Lauterbach plant große Reform Patienten gefährdet – „Krankenhaussystem ist kaputt“
Analyse | Berlin · 10.000 Krebspatienten müssten wohl nicht sterben, wenn die Kliniken besser aufgestellt wären. Zudem droht eine Insolvenzwelle. Gesundheitsminister Karl Lauterbach plant jetzt eine große Reform. Was der Minister vor hat.

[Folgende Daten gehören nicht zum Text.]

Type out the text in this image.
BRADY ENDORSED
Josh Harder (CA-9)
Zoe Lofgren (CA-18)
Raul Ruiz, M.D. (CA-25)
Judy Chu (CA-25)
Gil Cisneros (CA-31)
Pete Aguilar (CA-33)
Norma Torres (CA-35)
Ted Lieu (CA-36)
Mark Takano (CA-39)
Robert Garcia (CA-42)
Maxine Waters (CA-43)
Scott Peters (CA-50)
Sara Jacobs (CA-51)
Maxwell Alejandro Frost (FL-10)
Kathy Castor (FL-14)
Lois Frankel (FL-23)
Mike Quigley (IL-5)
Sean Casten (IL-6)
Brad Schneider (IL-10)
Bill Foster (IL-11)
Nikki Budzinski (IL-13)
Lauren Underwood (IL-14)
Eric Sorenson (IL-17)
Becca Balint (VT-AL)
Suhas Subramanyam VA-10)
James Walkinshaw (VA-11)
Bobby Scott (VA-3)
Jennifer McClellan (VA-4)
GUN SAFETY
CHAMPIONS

Es ist eine Reform, für die sich aus Sicht von Gesundheitsminister Karl Lauterbach (SPD) gerade ein Zeitfenster öffnet. Weil alle wissen, dass dringend etwas getan werden muss und alle dies auch wollen - viele Kliniken schreiben rote Zahlen, die Krankenhausversorgung in Deutschland ist akut gefährdet. Lauterbach plant jetzt eine große Krankenhausreform. Dazu Fragen und Antworten.
Wie ist die Ausgangslage?
Beängstigend. Aus Kreisen des Gesundheitsministeriums hieß es, es gebe „eine Reihe von Nachteilen gleichzeitig“. Viel Geld werde für die Krankenhäuser ausgegeben, aber trotzdem liege eine „schwierige Versorgungsqualität“ vor. „Das Krankenhaussystem ist zum jetzigen Zeitpunkt kaputt“, wurde sogar betont. Die Spitzenmedizin funktioniere nicht, die Uni-Kliniken würden Verluste machen.
Was sind die Folgen?
Bei der Krebsversorgung etwa gibt es nach Berechnungen der Krebsgesellschaft rund 10.000 vermeidbare Krebstote. Die Lage sei nicht besser bei schwerer Herzinsuffizienz – also einer Störung der Herzfunktion. Auch bestehen massive Insolvenzgefahren für die laut einer Erhebung des Ministeriums 1719 Krankenhäuser in Deutschland. „Irgendwo zwischen einem Viertel und einem Drittel der Krankenhäuser sind insolvenzgefährdet“, hieß es aus dem Ressort. Deswegen werde die Reform unbedingt benötigt.
Was ist konkret geplant?
Lauterbach will eine flächendeckende und bedarfsgerechte Krankenhausversorgung sicherstellen. In einem unserer Redaktion vorliegenden, elfseitigen Eckpunktepapier seines Ressorts heißt es: „Um diese Ziele zu erreichen, erhalten die Krankenhäuser künftig eine Vorhaltevergütung für Leistungsgruppen, die ihnen durch die Planungsbehörden der Länder zugewiesen wurden und deren Qualitätskriterien sie erfüllen.“ Ausgangspunkt des Plans sind Vorarbeiten in Nordrhein-Westfalen. Darüber hinaus sollen die Krankenhäuser in Versorgungsstufen eingeteilt werden, „Level“ genannt. Diese dienen der Information und Aufklärung von Patienten über das Leistungsangebot, also welche Behandlungsbereiche die Häuser schwerpunktmäßig anbieten. Drei Level soll es geben - von der wohnortnahen Grundversorgung über eine zweite Stufe mit weiteren Angeboten bis zu Level-3-Krankenhäusern, der Maximalversorgung. Die Länder hatten dies zuletzt kritisch gesehen. „Der Bund hält an der Einteilung nach Leveln fest“, war zu hören.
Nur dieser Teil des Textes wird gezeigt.